Monsieur le président, madame la garde des sceaux, mes chers collègues, les radicaux que nous sommes ont toujours pensé le plus grand mal de la Constitution de la Ve République. Elle existe, il faut l’appliquer, et nous voterons les textes de la commission, ainsi que les excellents amendements élaborés sur l’initiative de M. Jean-Pierre Sueur.
« Un référendum, c’est une excitation nationale où on met tout dans le pot. §
Cette citation de Michel Rocard résume parfaitement l’évolution de la nature du référendum sous la Ve République.
Ici, il s’agit d’un référendum d’initiative partagée : c’est déjà la définition d’un problème et une mauvaise réponse à une question biaisée.
D’une consultation réellement plébiscitaire, voulue par le général de Gaulle lorsqu’il rétablit la pratique référendaire en 1958, le référendum, qui s’est peu à peu délité, est devenu un outil de consultation électorale dont les gouvernants ne se servent que s’ils pensent connaître le résultat à l’avance.

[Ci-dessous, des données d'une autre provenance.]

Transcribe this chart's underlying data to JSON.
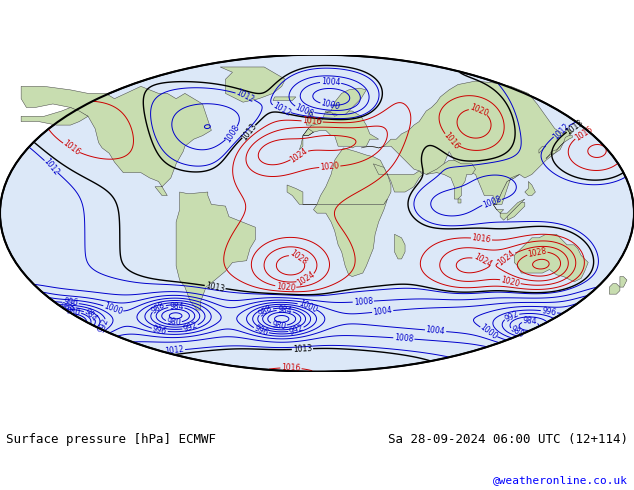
{
  "title_left": "Surface pressure [hPa] ECMWF",
  "title_right": "Sa 28-09-2024 06:00 UTC (12+114)",
  "credit": "@weatheronline.co.uk",
  "bg_color": "#ffffff",
  "ocean_color": "#dce8f8",
  "land_color": "#c8ddb0",
  "gray_color": "#b8b8b8",
  "contour_low_color": "#0000cc",
  "contour_high_color": "#cc0000",
  "contour_base_color": "#000000",
  "label_fontsize": 5.5,
  "title_fontsize": 9,
  "credit_fontsize": 8,
  "fig_width": 6.34,
  "fig_height": 4.9
}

Il leur arrive d’ailleurs de se tromper lourdement. Je pense ainsi au référendum de 2005. §
La question posée n’a pas au final tellement d’importance puisque l’essentiel réside dans l’association apparente du peuple à des décisions toutes faites.
L’article 11, tel qu’il résulte de la révision constitutionnelle du 23 juillet 2008, devait être une innovation majeure, un progrès démocratique – nous avons failli y croire, en tout cas certains d’entre nous, heureusement pas tous ! – : il s’agissait de mieux associer le peuple aux prises de décision.
Comme l’expliquait le député centriste Bertrand Pancher lors de la discussion de la révision constitutionnelle à l’Assemblée nationale, ce nouveau type de référendum a pour but de « combler le fossé infranchissable qui sépare une opinion publique de plus en plus éclairée et les décideurs, notamment le législateur, [pour] l’associer et la responsabiliser, donc l’amener à participer. »
Définir le prétendu fossé de cette manière-là pose un véritable problème.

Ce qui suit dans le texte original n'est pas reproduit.